Now we perceive great benefits to come from this.
  Firstly, we will have to rewrite history.  For example, true prophet, Jim Jones, a man ahead of his time, has been unfairly pilloried by deontolgists everywhere.  Now, however, we get to see him for the noble man he really was.  Jim orchestrated a mass suicide of his followers at Jones Town in Guyana--around 900 people.  It now turns out he was the equivalent of Martin Luther King. He had a dream too--and it was to uphold human rights in a particularly special way.  He was unfairly condemned by the oppressive authorities.  The man was actually helping people exercise their individual rights and human freedom.  What a saint.  What a hero.  So, we need to honour Jim Jones appropriately.  He was a man of our times.  A true saint.  He deserves the Medal of Freeom, posthumously, naturally. 


Secondly, a moment's reflection will show us how useful this new individual right and human freedom will be.  Consider our prisons.  Hitherto, prisoners attempting to take their own lives was frowned upon.  Currently, prison guards who fail to prevent prisoners from "suiciding" are investigated and often disciplined.  Now all that can be done away with.  The fact is, not to allow, or failure to facilitate, a prisoner taking his own life will be a gross violation of his human rights.
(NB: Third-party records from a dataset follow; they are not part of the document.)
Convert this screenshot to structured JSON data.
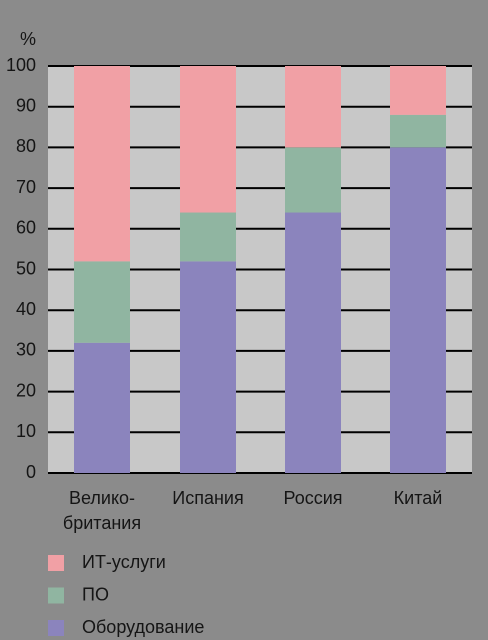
{
  "chart_data": {
    "type": "stacked_bar",
    "y_label": "%",
    "categories": [
      "Велико-\nбритания",
      "Испания",
      "Россия",
      "Китай"
    ],
    "series": [
      {
        "name": "Оборудование",
        "color": "#8b84bd",
        "values": [
          32,
          52,
          64,
          80
        ]
      },
      {
        "name": "ПО",
        "color": "#90b5a1",
        "values": [
          20,
          12,
          16,
          8
        ]
      },
      {
        "name": "ИТ-услуги",
        "color": "#f1a0a5",
        "values": [
          48,
          36,
          20,
          12
        ]
      }
    ],
    "ylim": [
      0,
      100
    ],
    "yticks": [
      0,
      10,
      20,
      30,
      40,
      50,
      60,
      70,
      80,
      90,
      100
    ],
    "grid": true
  }
}
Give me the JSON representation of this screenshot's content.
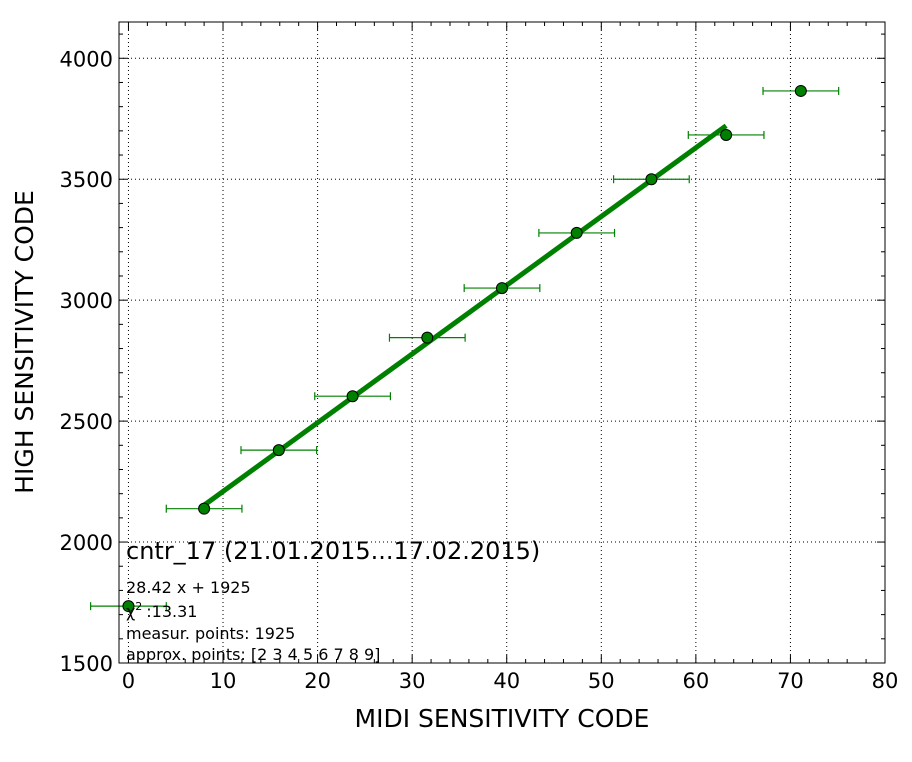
{
  "chart_data": {
    "type": "scatter",
    "xlabel": "MIDI SENSITIVITY CODE",
    "ylabel": "HIGH SENSITIVITY CODE",
    "xlim": [
      -1,
      80
    ],
    "ylim": [
      1500,
      4150
    ],
    "xticks": [
      0,
      10,
      20,
      30,
      40,
      50,
      60,
      70,
      80
    ],
    "yticks": [
      1500,
      2000,
      2500,
      3000,
      3500,
      4000
    ],
    "grid": true,
    "colors": {
      "marker": "#008000",
      "fit_line": "#008000",
      "errorbar": "#008000"
    },
    "points": [
      {
        "x": 0,
        "y": 1735,
        "xerr": 4
      },
      {
        "x": 8,
        "y": 2138,
        "xerr": 4
      },
      {
        "x": 15.9,
        "y": 2380,
        "xerr": 4
      },
      {
        "x": 23.7,
        "y": 2603,
        "xerr": 4
      },
      {
        "x": 31.6,
        "y": 2845,
        "xerr": 4
      },
      {
        "x": 39.5,
        "y": 3050,
        "xerr": 4
      },
      {
        "x": 47.4,
        "y": 3278,
        "xerr": 4
      },
      {
        "x": 55.3,
        "y": 3500,
        "xerr": 4
      },
      {
        "x": 63.2,
        "y": 3683,
        "xerr": 4
      },
      {
        "x": 71.1,
        "y": 3865,
        "xerr": 4
      }
    ],
    "fit": {
      "slope": 28.42,
      "intercept": 1925,
      "x_from": 8,
      "x_to": 63.2
    },
    "annotations": {
      "title": "cntr_17 (21.01.2015...17.02.2015)",
      "equation": "28.42 x + 1925",
      "chi_symbol": "χ",
      "chi_exp": "2",
      "chi_value": ":13.31",
      "measur_points": "measur. points: 1925",
      "approx_points": "approx. points: [2 3 4 5 6 7 8 9]"
    }
  }
}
Every night a "don't wake up" pill should be made available to all prisoners to enable them to exercise their human rights, should they so choose.  It would be cruel and unusual punishment not to provide such care and service.

Then think about how few like to die alone.  Suicide clubs--to be known as Socratic Societies--will doubtless develop.  These are to be greatly encouraged.  Jonestown Kool Aid will be freely available.  The more the merrier. 
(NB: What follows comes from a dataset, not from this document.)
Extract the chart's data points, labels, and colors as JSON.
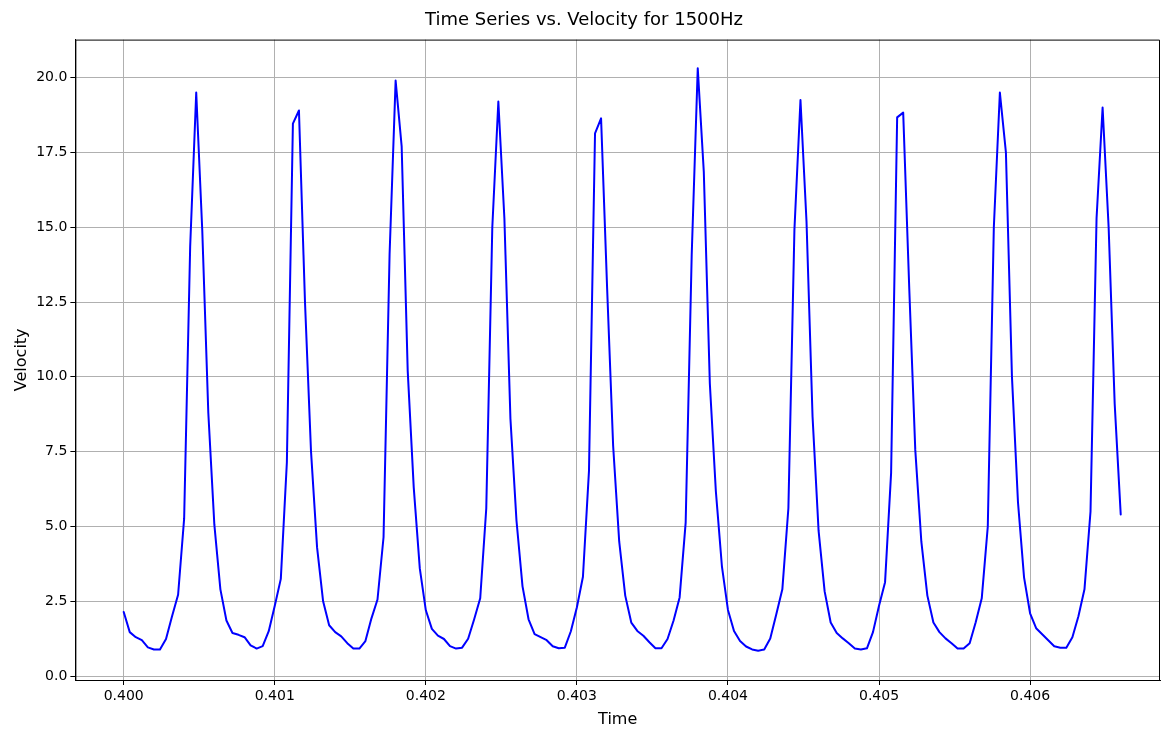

Those who believe the world is overpopulated--that is, Greenists and their travelling compaions--will likely applaud this development.  They will push for the suicide pill to be freely available at public expense.  It will be called the "Do Us All a Favour Pill".  It will be particularly focused upon the young, since they are going to do so much more environmental damage than the aged, moving forward. 

Just as the contraception pill has been aggressively promoted to the young as part of sex education, the "Do Us All a Favour Pill" will become part of a concerted government education programme in schools.  It will be presented as a fundamental human right, the highest ethical contribution one can make, a noble act, a sacrifice for others.  The climax of the course will be a call to the altar of human rights, dignity, and freedom.  Pupils will be invited to come up to the front of the class and consume the pill on mass, accompanied by soporific music, followed by a triumphant rendering of the Ode to Joy. The dead will be publicly acknowledged in the next Queen's Birthday honours list.

Oh, what a lovely world.  Behold the glory of secular humanism.